Золотой век режиссуры

07 декабря, 2010

К 160-летию Иркутского академического
драматического театра имени Н.П.Охлопкова

Окончание. Начало в № 77

 

Период этот — годы 50-е и самое начало 60-х прошлого столетия — в истории Иркутского драматического театра ознаменован творческим взлетом, связанным не только с деятельностью директора Осипа Волина, сумевшего сформировать коллектив выдающихся мастеров-актеров (работа эта — поиск драматических талантов, подходивших по своей «театральной крови», — шла постоянно), но и с творчеством выдающихся режиссеров...

 

Все трое — Куликовский, Табачников и Шатрин — после отъезда из Иркутска помнили и город, и по-настоящему творческий коллектив театра. Но Александр Борисович не только помнил иркутян — он никак не мог расстаться с ними.

Он приезжал, ставил спектакли, хотя выбраться из орбиты столичных дел было непросто. Он служил в Центральном театре Советской армии, руководимом его учителем Алексеем Поповым, с которым он совместно даже осуществил постановку «Поднятой целины» Шолохова. После несколько сезонов был главным режиссером театра имени М.Ермоловой.
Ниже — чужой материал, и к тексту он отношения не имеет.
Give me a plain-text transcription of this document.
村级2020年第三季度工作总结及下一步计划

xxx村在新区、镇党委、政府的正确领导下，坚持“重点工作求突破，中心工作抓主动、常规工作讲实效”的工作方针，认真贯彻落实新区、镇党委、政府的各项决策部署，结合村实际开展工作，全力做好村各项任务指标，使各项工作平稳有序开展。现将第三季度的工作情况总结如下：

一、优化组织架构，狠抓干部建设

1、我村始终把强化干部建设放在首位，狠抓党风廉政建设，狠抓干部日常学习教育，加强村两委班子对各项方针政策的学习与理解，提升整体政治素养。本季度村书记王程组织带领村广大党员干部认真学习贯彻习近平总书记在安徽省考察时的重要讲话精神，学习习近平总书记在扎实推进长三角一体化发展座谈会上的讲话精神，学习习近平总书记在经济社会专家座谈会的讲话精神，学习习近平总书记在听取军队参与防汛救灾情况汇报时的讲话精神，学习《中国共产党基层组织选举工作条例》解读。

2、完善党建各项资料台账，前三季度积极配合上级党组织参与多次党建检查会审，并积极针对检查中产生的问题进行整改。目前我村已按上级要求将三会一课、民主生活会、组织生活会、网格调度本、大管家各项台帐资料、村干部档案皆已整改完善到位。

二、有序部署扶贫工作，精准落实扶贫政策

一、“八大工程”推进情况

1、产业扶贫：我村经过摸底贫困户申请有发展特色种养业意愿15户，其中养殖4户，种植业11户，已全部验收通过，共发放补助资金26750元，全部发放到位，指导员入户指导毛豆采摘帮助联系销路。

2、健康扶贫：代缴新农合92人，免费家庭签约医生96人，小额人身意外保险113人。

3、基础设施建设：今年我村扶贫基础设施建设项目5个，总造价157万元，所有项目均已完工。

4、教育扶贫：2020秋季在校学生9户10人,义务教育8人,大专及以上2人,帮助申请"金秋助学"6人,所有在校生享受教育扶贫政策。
Работал и в Малом театре. Ставил на других столичных и периферийных сценах, работал на Кубе и в Финляндии.

Ряд его работ отмечался критикой как события на фоне бурлящей тогда театральной новизны (возникновение «Современника» и «Таганки», открытия Товстоногова). В русле художественных открытий были столичные постановки Шатрина, о которых много писали: «Мой друг» Н.Погодина, «Сотворившая чудо» У.Гибсона в театре имени М.Ермоловой, «Над пропастью во ржи» Сэлинджера в Театре сатиры и другие.

Думаю, режиссерские поиски и достижения Шатрина недооценены.  Отчасти, наверное, потому, что он не умел, да и не хотел обращать на себя внимание начальников от искусства. В одном из писем к Виталию Венгеру он признавался: «Я уходил из нескольких театров потому, что в них не было настоящего искусства. Я искал и ищу это жемчужное зерно и, наверное, никогда не найду...»
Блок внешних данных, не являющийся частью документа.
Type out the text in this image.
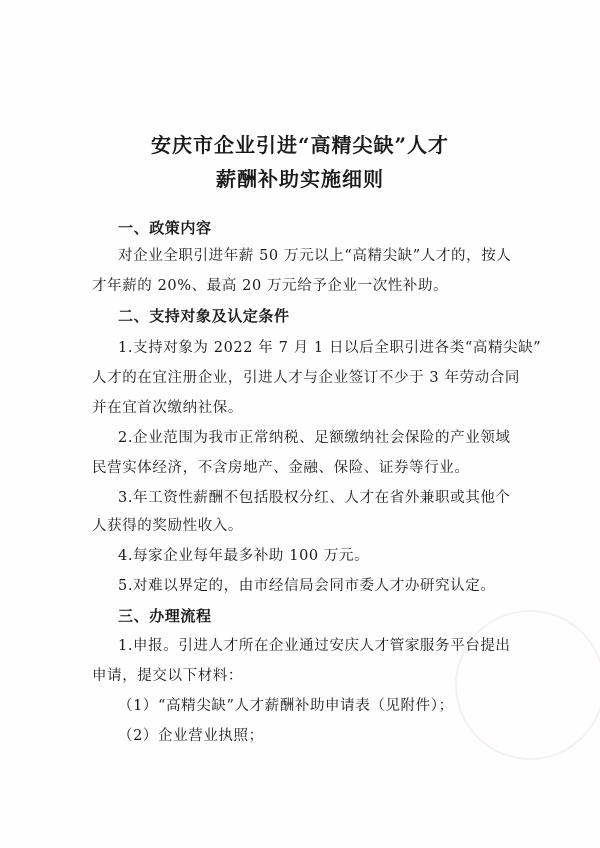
安庆市企业引进“高精尖缺”人才
薪酬补助实施细则
一、政策内容
对企业全职引进年薪 50 万元以上“高精尖缺”人才的，按人
才年薪的 20%、最高 20 万元给予企业一次性补助。
二、支持对象及认定条件
1.支持对象为 2022 年 7 月 1 日以后全职引进各类“高精尖缺”
人才的在宜注册企业，引进人才与企业签订不少于 3 年劳动合同
并在宜首次缴纳社保。
2.企业范围为我市正常纳税、足额缴纳社会保险的产业领域
民营实体经济，不含房地产、金融、保险、证券等行业。
3.年工资性薪酬不包括股权分红、人才在省外兼职或其他个
人获得的奖励性收入。
4.每家企业每年最多补助 100 万元。
5.对难以界定的，由市经信局会同市委人才办研究认定。
三、办理流程
1.申报。引进人才所在企业通过安庆人才管家服务平台提出
申请，提交以下材料：
（1）“高精尖缺”人才薪酬补助申请表（见附件）；
（2）企业营业执照；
Он тратился бездумно и щедро на те же поездки в Иркутск и никак не мог осесть на одном месте. «Суббота, воскресенье, понедельник» и «Через сто лет в березовой роще» были поставлены в результате таких наездов.
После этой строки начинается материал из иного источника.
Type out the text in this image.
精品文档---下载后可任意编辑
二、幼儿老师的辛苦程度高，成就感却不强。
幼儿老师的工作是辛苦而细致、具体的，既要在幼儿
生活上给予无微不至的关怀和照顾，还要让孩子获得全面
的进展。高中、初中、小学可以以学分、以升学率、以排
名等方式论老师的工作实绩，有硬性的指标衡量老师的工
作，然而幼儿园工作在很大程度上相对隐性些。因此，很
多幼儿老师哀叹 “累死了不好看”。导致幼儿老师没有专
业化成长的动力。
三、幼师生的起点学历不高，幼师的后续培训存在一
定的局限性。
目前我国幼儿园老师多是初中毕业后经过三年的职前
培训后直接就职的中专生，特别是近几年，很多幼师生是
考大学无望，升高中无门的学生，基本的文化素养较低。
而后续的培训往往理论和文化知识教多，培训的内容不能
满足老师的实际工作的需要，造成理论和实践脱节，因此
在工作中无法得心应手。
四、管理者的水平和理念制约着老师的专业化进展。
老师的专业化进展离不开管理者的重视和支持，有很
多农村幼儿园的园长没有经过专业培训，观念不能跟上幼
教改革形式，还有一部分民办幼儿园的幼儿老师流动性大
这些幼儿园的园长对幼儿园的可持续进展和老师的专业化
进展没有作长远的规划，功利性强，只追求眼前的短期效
Своеобразным полпредом в этой работе был друг Александра Борисовича актер Василий Лещев — он был возведен в ранг режиссера-ассистента и репетировал, выполняя установки Шатрина. Вырвавшись из столичных дел, постановщик приезжал на неделю, выправлял «вывихи», давал новые установки. Уезжал и приезжал снова: Лещев, по существу, прошел под руководством друга курс режиссуры. Он очень ценил эти уроки.

Излишне говорить, что наш спектакль «Суббота, воскресенье, понедельник», конечно же, отличался от московского. Были другие исполнители, а это для Шатрина, сохранившего основу замысла, было главным. Спектакль получился трогательным, волнующим.

Влюбленный в пьесу «Через сто лет в березовой роще» Шатрин, видимо, не мог осуществить ее постановку в столице. Драмы Вадима Коростылева хотя и не были запрещены цензурой, но негласно к постановке не рекомендовались. Знаю, что ставили пьесу где-то в Прибалтике, в театре имени Ленсовета. Но спектакль редко попадал на репертуарную афишу — видимо, неспроста. Как я ни старалась во время своих наездов в Ленинград поймать его — не смогла.

Власть и свобода. Власть и честь. Власть и жизнь... «Через сто лет в березовой роще» — рассказ о днях после восстания декабристов. О допросах, о вероломстве Николая I, ведущего эти допросы и сталкивающего лбами чистых душой людей, делающего их предателями... Большую роль в пьесе играют «наплывы» с участием государей российских: Иван Грозного, Бориса Годунова, Петра I... С ними ведет диалог о власти Николай I. Важны в спектакле и так называемые скоморошьи ходы, в которых своеобразно пародировалось происходящее.  Скоморохов играли студенты театрального училища, а их предводителя — артист Иван Климов.

Удивительный, замечательный был спектакль. Одну из своих лучших ролей сыграл в нем Аркадий Петрович Тишин. Когда позднее ставили «Дневник княгини Волконской» по Марку Сергееву, у актера уже был, по сути, готовый образ: его Николай I фактически перешел из спектакля в спектакль.  Другой жанр, но суть характера та же.

С постановкой пьесы Коростылева связано воспоминание об одном удивительном творческом акте. Такое мог придумать только Шатрин! Он провел так называемый застольный прогон пьесы при зрителях, создав необычную атмосферу.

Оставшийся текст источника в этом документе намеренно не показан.